Per tanti versi la vicenda della DOplà, rappresenta la parabola del Contratto d’area: iniziata 23 anni addietro, quando la ragione sociale della società trevigiana era Giò Style, con grande entusiasmo e allettanti aspettative di sviluppo. A presenziare alla cerimonia di avvio del progetto, anche il presidente del Consiglio dei ministri, Silvio Berlusconi. Le allettanti premesse del progetto non hanno incontrato terreno fertile per implementarsi come era pur legittimo aspettarsi. Tante le difficoltà di vario ordine: tecnico, burocratico, amministrativo, politico. Delle 81 aziende previste dai tre “protocolli” elencanti le imprese in gran prevalenza provenienti dal nord-est, candidate a insediarsi nell’ambito del Contrato d’area del Mezzogiorno, se ne localizzarono 53 per le quali i contributi statali ammontarono a circa mezzo milione di euro, che occuparono 1.600 lavoratori (la previsione era di 4.600).
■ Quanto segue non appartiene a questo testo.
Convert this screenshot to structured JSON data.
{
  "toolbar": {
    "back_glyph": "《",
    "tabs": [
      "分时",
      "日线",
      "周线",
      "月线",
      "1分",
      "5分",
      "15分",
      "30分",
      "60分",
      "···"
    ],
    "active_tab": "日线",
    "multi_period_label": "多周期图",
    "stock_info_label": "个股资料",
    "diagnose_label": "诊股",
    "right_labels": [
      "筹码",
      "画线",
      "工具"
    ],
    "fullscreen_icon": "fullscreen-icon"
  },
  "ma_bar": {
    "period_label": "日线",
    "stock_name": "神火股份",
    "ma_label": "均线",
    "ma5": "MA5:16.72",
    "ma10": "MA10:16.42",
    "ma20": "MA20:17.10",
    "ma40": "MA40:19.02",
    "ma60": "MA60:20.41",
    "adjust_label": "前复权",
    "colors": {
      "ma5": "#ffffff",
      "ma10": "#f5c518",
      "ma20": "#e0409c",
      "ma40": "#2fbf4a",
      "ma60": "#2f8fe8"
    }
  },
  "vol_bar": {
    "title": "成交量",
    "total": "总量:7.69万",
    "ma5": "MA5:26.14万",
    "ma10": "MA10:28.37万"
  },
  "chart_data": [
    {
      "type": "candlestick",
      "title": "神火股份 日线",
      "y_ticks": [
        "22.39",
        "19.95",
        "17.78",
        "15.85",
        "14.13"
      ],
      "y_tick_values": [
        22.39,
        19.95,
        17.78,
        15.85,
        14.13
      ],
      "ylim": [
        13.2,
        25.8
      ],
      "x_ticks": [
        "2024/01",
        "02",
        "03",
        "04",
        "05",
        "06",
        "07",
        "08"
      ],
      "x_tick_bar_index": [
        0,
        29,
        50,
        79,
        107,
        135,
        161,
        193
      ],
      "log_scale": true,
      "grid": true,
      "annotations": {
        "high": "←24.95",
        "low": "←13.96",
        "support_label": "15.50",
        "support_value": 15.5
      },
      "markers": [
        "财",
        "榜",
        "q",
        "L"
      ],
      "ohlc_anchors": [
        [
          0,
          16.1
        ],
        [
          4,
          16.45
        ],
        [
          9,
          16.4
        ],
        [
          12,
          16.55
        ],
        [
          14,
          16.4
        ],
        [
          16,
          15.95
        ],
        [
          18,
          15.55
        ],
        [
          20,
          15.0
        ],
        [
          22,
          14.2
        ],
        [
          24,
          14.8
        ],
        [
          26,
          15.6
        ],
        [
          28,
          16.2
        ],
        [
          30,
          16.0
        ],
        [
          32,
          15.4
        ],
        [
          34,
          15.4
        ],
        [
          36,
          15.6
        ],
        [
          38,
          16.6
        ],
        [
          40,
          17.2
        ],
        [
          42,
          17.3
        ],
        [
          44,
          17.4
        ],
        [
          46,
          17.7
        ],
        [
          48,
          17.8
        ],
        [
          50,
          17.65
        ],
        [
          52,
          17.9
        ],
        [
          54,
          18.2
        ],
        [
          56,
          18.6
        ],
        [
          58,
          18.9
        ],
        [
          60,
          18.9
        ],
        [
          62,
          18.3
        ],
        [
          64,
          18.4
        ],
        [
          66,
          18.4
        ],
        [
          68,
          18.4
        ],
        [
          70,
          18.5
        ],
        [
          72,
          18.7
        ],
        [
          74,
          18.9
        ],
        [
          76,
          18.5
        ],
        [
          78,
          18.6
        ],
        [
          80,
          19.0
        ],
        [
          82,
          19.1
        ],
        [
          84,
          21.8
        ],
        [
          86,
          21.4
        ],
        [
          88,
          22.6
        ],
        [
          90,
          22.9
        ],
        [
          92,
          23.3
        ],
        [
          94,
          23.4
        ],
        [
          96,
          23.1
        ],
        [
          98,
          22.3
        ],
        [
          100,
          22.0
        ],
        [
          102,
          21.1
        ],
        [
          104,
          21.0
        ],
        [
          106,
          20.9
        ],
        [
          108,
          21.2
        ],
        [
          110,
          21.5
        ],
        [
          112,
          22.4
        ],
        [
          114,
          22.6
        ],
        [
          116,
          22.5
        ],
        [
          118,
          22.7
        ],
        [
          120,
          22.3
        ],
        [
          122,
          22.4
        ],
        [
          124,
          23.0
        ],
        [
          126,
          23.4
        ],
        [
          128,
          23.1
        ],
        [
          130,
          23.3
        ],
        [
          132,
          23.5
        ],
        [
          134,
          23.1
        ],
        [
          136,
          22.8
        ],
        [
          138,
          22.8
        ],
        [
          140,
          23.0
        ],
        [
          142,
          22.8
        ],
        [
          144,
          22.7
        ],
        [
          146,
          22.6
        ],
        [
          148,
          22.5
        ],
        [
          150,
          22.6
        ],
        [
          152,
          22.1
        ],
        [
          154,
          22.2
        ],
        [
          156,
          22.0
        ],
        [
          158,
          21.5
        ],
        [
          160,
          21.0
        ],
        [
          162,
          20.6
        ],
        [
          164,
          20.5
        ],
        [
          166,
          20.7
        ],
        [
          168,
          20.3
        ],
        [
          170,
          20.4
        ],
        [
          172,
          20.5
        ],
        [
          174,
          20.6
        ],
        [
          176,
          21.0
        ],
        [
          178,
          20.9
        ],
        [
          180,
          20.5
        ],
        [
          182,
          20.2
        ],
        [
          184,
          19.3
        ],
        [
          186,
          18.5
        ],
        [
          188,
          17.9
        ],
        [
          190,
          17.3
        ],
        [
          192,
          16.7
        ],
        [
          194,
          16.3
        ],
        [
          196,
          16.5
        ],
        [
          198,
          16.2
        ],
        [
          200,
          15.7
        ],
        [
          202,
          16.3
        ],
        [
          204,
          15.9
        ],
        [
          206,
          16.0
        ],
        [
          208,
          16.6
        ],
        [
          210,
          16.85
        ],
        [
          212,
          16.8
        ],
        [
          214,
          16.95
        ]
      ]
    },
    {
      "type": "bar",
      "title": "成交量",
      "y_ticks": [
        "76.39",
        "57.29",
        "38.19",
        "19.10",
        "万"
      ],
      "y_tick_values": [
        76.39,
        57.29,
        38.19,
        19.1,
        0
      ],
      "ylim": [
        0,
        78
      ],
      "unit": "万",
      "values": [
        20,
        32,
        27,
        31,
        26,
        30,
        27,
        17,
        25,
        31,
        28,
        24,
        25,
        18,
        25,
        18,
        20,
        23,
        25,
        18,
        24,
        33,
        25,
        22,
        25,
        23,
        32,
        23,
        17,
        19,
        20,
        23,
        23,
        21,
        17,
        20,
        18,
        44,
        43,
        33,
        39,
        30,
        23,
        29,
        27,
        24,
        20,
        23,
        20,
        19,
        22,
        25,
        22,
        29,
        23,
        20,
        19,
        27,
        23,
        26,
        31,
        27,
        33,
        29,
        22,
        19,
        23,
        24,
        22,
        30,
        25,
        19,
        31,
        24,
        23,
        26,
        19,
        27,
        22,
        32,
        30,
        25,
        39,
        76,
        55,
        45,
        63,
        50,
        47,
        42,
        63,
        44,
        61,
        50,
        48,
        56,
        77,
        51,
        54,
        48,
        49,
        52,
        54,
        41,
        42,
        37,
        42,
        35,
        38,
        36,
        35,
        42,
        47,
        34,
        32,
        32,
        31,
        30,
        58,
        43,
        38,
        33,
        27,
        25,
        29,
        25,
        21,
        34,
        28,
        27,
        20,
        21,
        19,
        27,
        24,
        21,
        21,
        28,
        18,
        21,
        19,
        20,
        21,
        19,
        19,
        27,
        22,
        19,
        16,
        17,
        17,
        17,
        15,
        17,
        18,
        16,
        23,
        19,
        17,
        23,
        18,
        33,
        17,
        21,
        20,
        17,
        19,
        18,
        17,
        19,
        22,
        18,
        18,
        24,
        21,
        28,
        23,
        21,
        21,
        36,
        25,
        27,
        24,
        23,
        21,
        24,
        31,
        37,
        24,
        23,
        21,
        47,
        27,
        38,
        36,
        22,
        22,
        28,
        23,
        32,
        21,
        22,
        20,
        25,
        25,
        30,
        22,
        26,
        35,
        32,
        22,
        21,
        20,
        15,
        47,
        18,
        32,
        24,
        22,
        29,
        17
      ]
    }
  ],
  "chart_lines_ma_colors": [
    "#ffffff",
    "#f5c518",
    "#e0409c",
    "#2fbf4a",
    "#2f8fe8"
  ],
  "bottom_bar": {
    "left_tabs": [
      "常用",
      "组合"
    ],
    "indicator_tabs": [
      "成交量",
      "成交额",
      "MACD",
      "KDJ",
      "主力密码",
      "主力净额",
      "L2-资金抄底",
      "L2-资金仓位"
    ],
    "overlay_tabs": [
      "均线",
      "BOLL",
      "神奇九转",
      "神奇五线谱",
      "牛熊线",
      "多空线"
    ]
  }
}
Allo scadere dei cinque anni obbligati di permanenza nel Contratto d’area, cominciò la corsa al percorso inverso delle aziende localizzate nell’area di Manfredonia: il rientro al nord portando con sé quanto lucrato al sud col Contratto d’area. Un esodo che ha svuotato quelle aree delle attività che le animavano, i grandi capannoni diventati muti simulacri di speranze perdute. Una situazione di degrado e di disillusione della quale la DOplà è l’espressione tangibile di un fallimento annunciato. Una diaspora transitata tra la pressoché totale indifferenza di quanti ai nastri di partenza avevano sgomitato a mettersi in mostra. Fatto sta che l’area industriale di Coppa del vento, frettolosamente predisposta, ancora oggi presenta deficienze strutturali fondamentali quali acqua, fogna, internet. È venuta meno quella cura appropriata per far crescere un progetto appena innestato, quella gestione indispensabile per il funzionamento di una tale complessa struttura. Ha deciso, insomma, quel vulnus ormai consolidato della mancanza di una classe dirigente politica, economica, intellettuale all’altezza dei compiti che la città, vista ormai in un contesto più evoluto provinciale, richiede. Le ormai numerose esperienze vissute non hanno inciso positivamente. Una lacuna ripetutamente evidenziata che preoccupa, getta un’ombra di incertezza sul presente e sul futuro, dal momento che sono in gestazione iniziative economiche che ancora una volta tenteranno di utilizzare le potenziali risorse in loco per riprendere il discorso del possibile sviluppo del territorio.